Demikian dikatakan Ketua Bawaslu Kabupaten Bandung Kahpiana kepada wartawan seusai menggelar rapat koordinasi dan evaluasi pengawasan Pilbup 2020 di Hotel Kampung Pago Kecamatan Pasirjambu Kab. Bandung, Rabu (6/01/2021).

Dari sisi partisipasi masyarakat, terang Kahpiana ini peran dari Komisi Pemilihan Umum (KPU), yang hasilnya dapat dilihat dari kehadiran masyarakat di Tempat Pemungutan Suara (TPS). Sedangkan sisi pengawasan partisipatif itu adalah kesadaran masyarakat dalam memberikan laporan saat terjadi kecurangan, kemudian memberikan laporan kepada pengawas pemilu.
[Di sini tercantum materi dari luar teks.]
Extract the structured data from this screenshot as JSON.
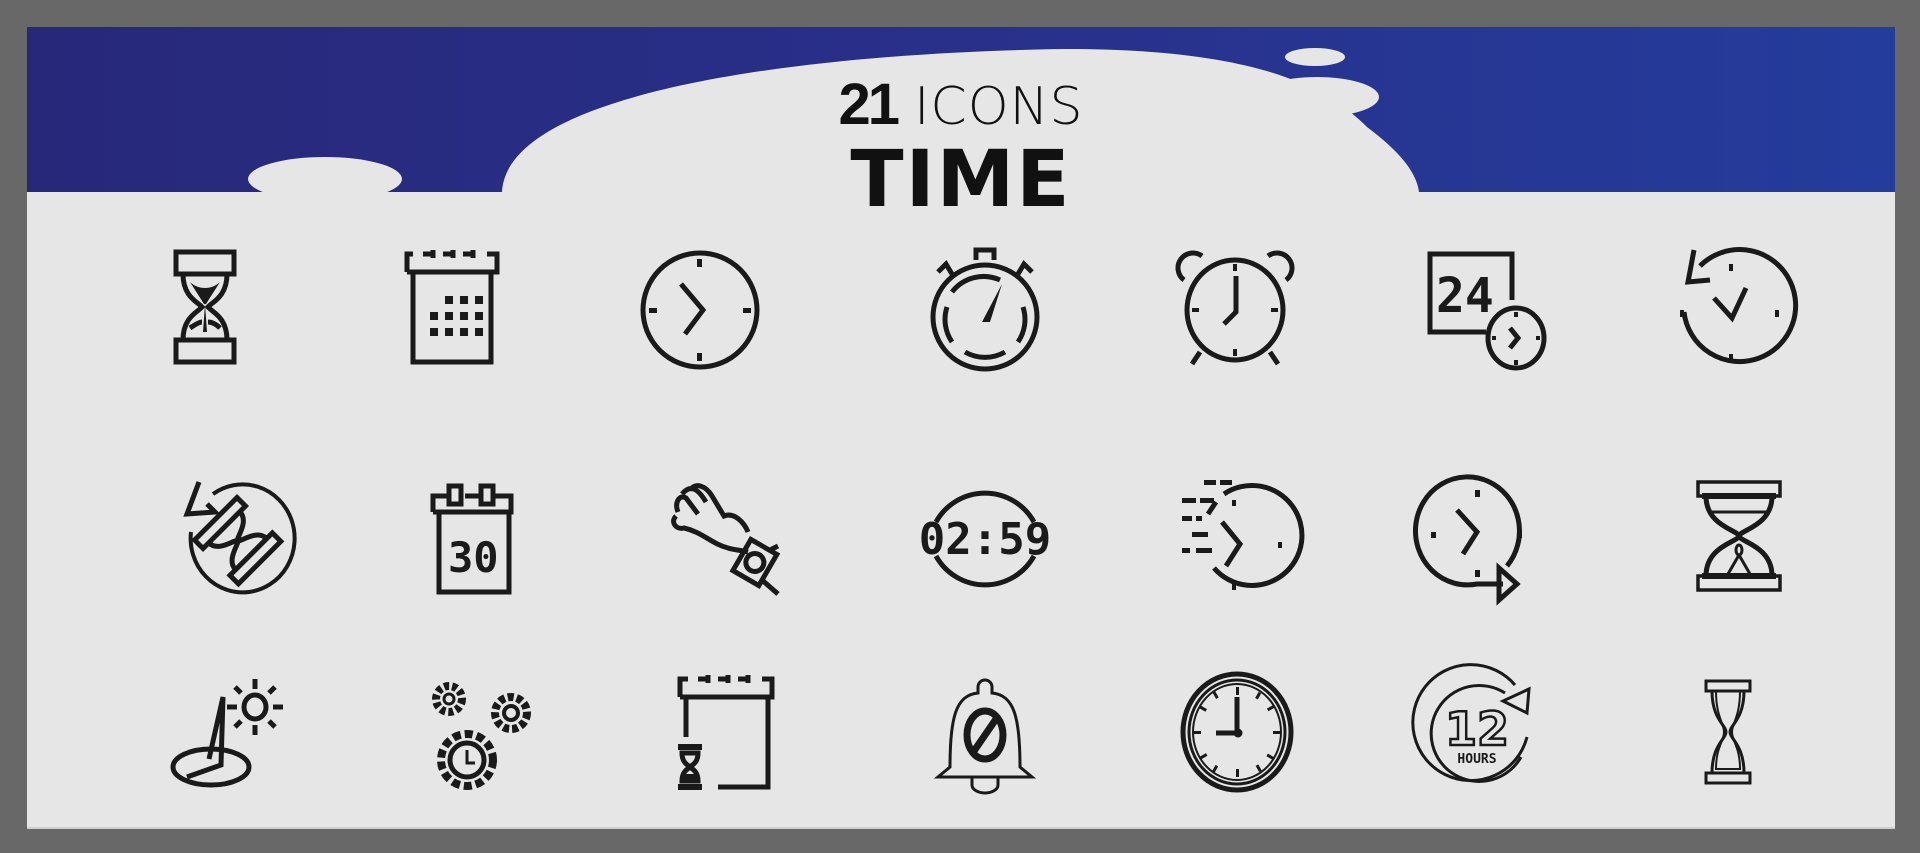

Kahpiana mengaku, terkait evaluasi pelaksanaan Pilbup, dari sisi pengawasan sudah terjawab semua. “Alhamdulilah semua terawasi. Dari sisi tahapan pelaksanaan kampanye juga bisa terawasi semua,” katanya.

Koordinator Divisi Pengawasan Pemilu Jawa Barat Zaki Hilmi menyebutkan, tingkat capaian target partisipasi pada Pilkada di Jawa Barat, sudah tercapai. Penerapan protokol kesehatan saat pelaksanaan pemungutan suara juga bagus.

Namun Zaki menyayangkan, karena masih ditemukan aspek pelanggaran yang selama ini masi ada. “Misalnya kaitan keterlibatan ASN dan kepala desa,” katanya.

Zaki menerangkan, seluruh peristiwa yang terjadi saat Pilkada 2020, menjadi catatan untuk kedepannya agar tidak terjadi kembali kesalahan teknis dari penyelenggaran pemilu, terkait integritas dan juga pelanggaran-pelanggaran netralitas ASN, maupun money politic.